To diversify NIAAA’s social media presence and reach a more diverse audience, NIAAA launched a Facebook account on February 15, 2021, and has already gained several hundred followers. We look forward to using Facebook as a platform to share up-to-date, evidence-based information about NIAAA research and how alcohol affects human health and development.
NIAAA’s Twitter account (@NIAAAnews) currently has more than 26,000 followers, which is an increase of about 2 percent since January 2021. NIAAA’s Instagram account (@NIAAAnews) now has more than 1,800 followers, which is an increase of about 10 percent.
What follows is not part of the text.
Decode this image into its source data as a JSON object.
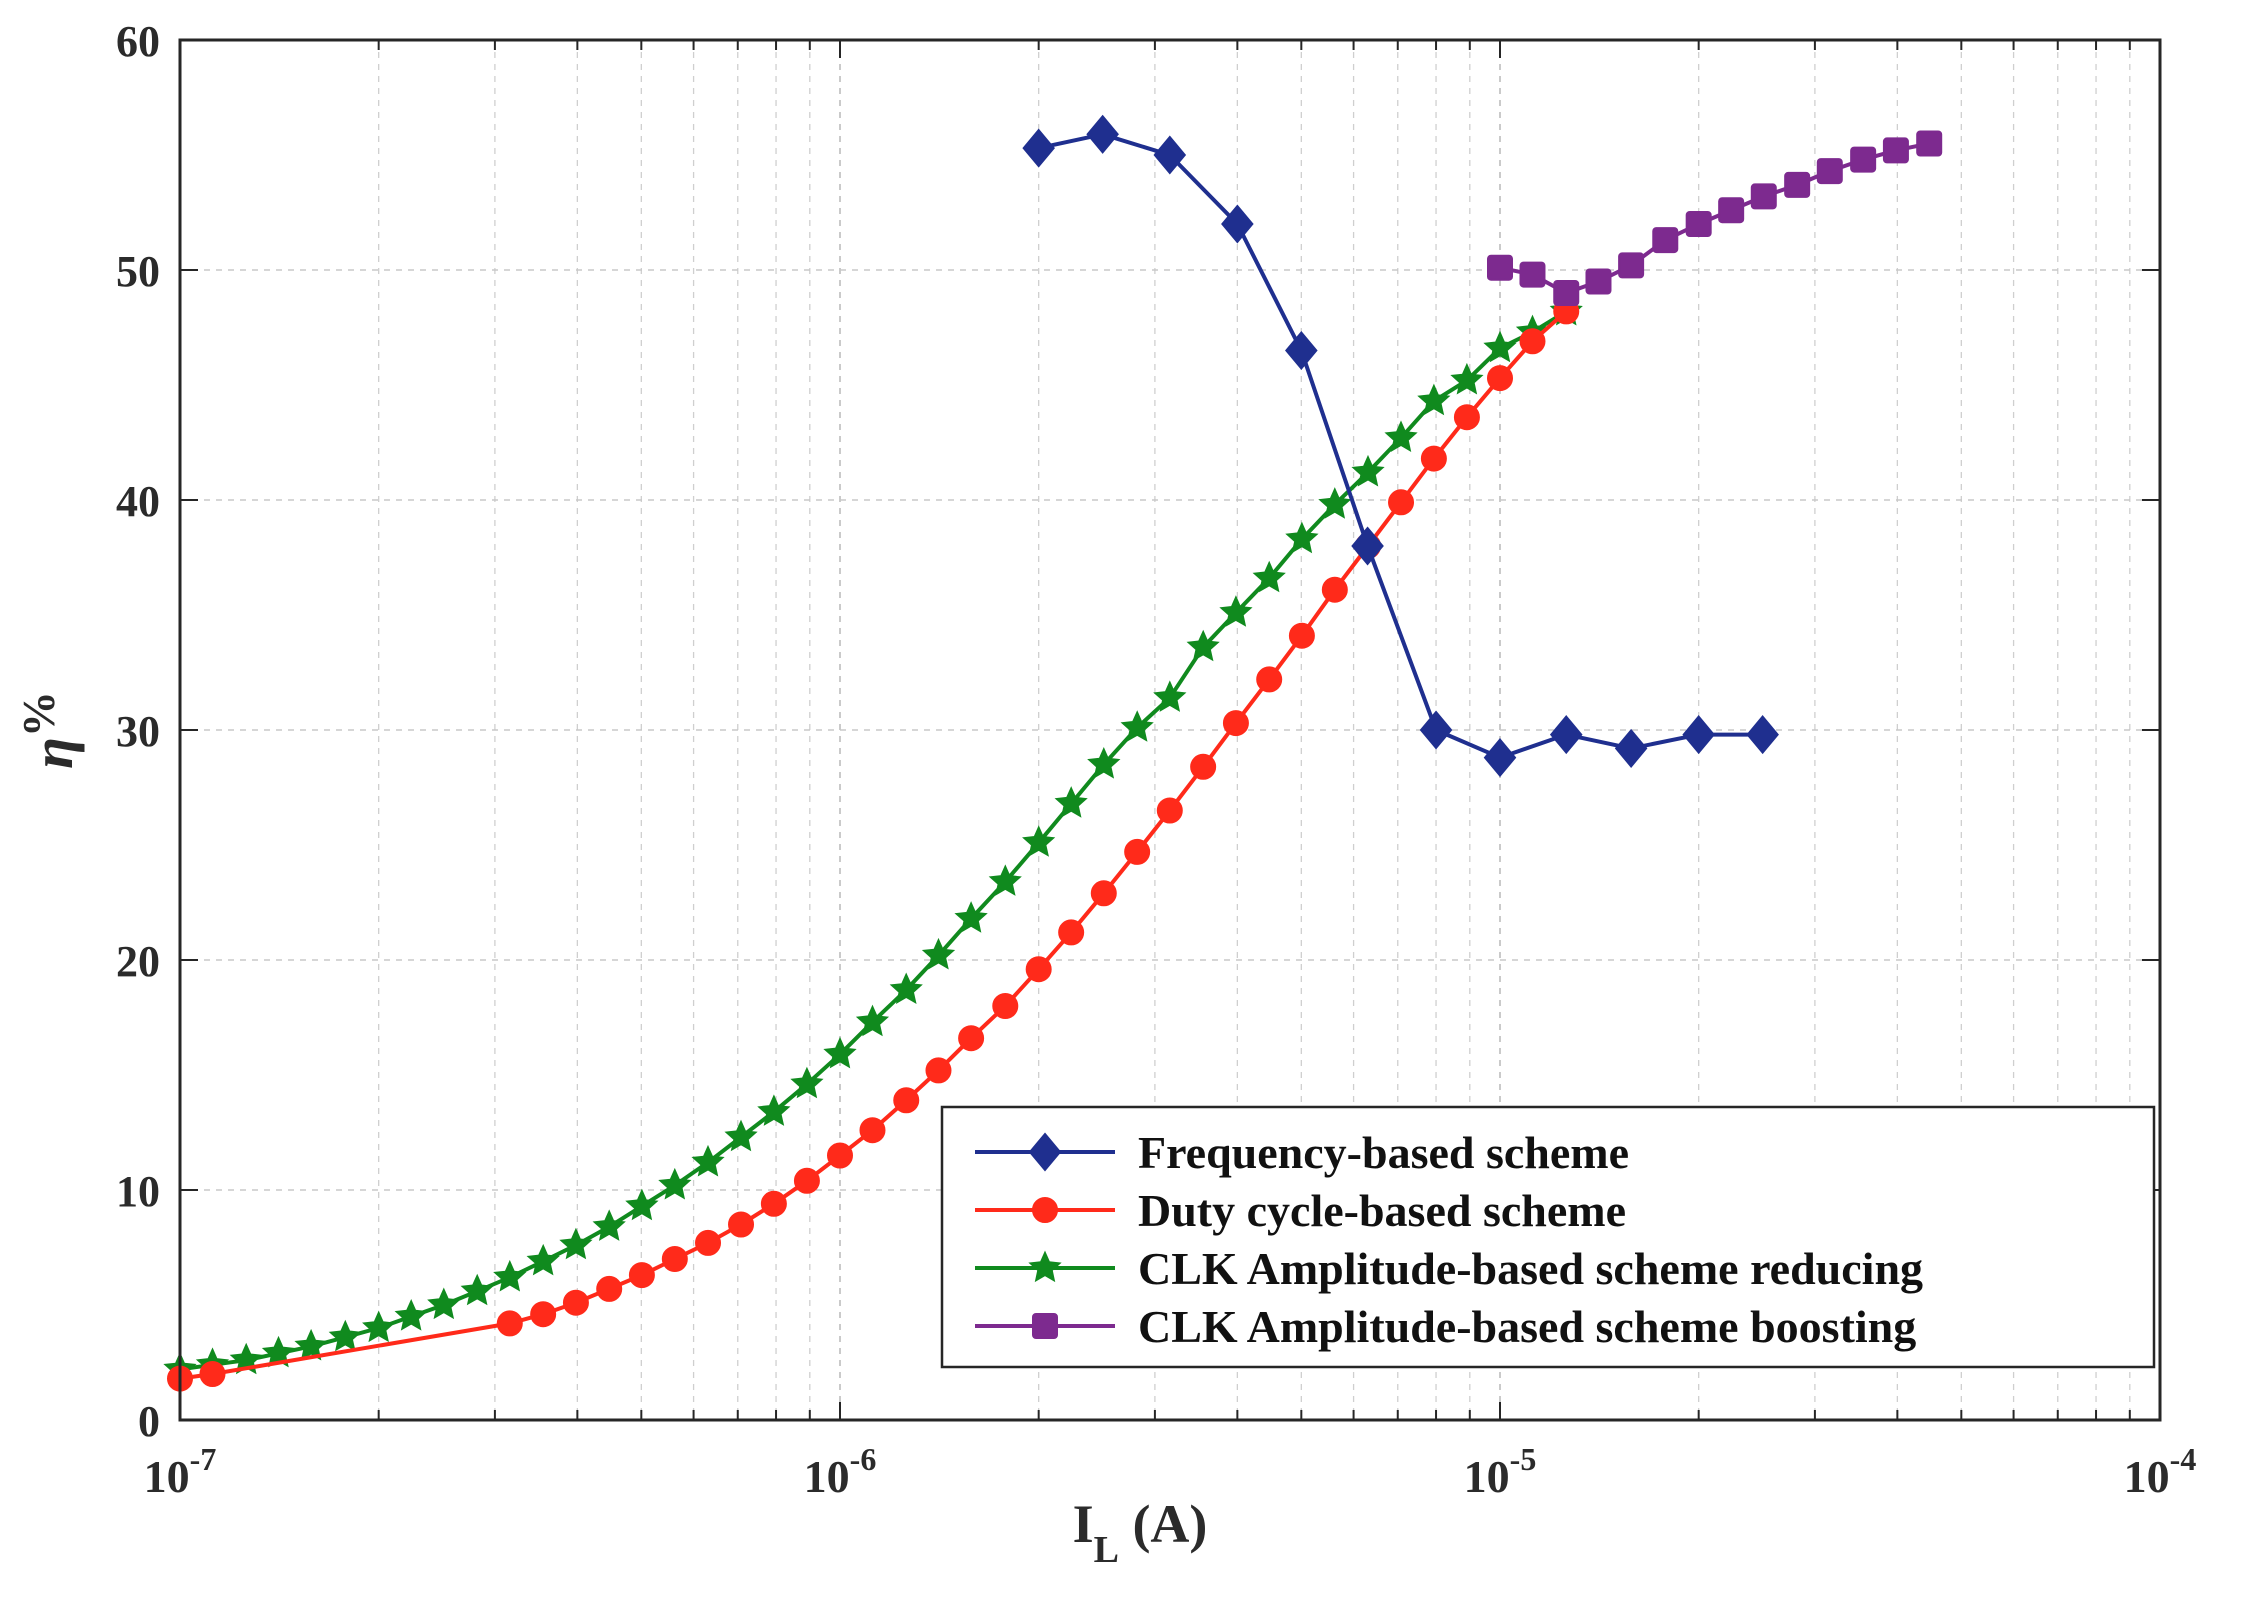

Most popular recent social posts:
ACOG Twitter Chat: As part of Alcohol Awareness month, on April 7, 2021, NIAAA participated in a Twitter chat led by the American College of Obstetricians and Gynecologists (ACOG) on alcohol misuse. NIAAA’s Dr. William Dunty, Division of Metabolism and Health Effects, served an expert contributor.
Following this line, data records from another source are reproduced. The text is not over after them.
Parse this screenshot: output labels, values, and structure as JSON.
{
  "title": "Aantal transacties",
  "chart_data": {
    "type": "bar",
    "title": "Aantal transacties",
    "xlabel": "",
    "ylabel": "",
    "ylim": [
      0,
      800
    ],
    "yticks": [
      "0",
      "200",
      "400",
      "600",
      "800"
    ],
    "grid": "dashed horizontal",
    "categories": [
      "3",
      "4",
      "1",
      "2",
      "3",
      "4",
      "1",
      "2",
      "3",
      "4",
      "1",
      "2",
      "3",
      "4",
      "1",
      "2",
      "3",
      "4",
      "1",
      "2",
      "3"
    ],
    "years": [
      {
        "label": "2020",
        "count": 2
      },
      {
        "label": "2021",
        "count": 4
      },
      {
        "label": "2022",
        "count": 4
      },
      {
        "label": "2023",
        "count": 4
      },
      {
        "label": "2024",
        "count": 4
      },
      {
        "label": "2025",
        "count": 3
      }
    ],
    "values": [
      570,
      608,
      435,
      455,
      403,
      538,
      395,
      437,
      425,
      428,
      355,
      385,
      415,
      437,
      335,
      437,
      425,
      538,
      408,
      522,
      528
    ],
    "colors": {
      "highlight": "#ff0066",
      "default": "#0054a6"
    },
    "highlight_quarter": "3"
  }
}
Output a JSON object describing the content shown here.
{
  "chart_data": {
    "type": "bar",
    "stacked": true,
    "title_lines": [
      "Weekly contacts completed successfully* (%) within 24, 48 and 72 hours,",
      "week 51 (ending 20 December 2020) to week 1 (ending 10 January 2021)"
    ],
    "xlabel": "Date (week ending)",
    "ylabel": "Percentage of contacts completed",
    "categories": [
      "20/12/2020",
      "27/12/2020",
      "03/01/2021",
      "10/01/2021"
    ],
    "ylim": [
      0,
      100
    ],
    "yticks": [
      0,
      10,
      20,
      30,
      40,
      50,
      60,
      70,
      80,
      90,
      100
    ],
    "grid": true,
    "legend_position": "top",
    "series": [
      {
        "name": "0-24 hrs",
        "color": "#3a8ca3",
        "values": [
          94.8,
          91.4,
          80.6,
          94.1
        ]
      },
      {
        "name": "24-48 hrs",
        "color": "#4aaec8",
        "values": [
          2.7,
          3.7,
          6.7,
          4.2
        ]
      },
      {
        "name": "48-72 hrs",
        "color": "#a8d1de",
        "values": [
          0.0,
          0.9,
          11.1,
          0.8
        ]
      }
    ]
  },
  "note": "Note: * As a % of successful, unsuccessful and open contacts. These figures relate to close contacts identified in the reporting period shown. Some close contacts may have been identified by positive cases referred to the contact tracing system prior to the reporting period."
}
CollegeAIM Webinar Series: On April 16, 2021, NIAAA and the International Town and Gown Association hosted the first of a series of webinars, “The Updated College Alcohol Intervention Matrix (CollegeAIM): What Colleges and Communities Need to Know Now.” Webinar panelists included Jason Kilmer, Ph.D., University of Washington, Jessica Cronce, Ph.D., University of Oregon, and Alicia Baker, University of Florida.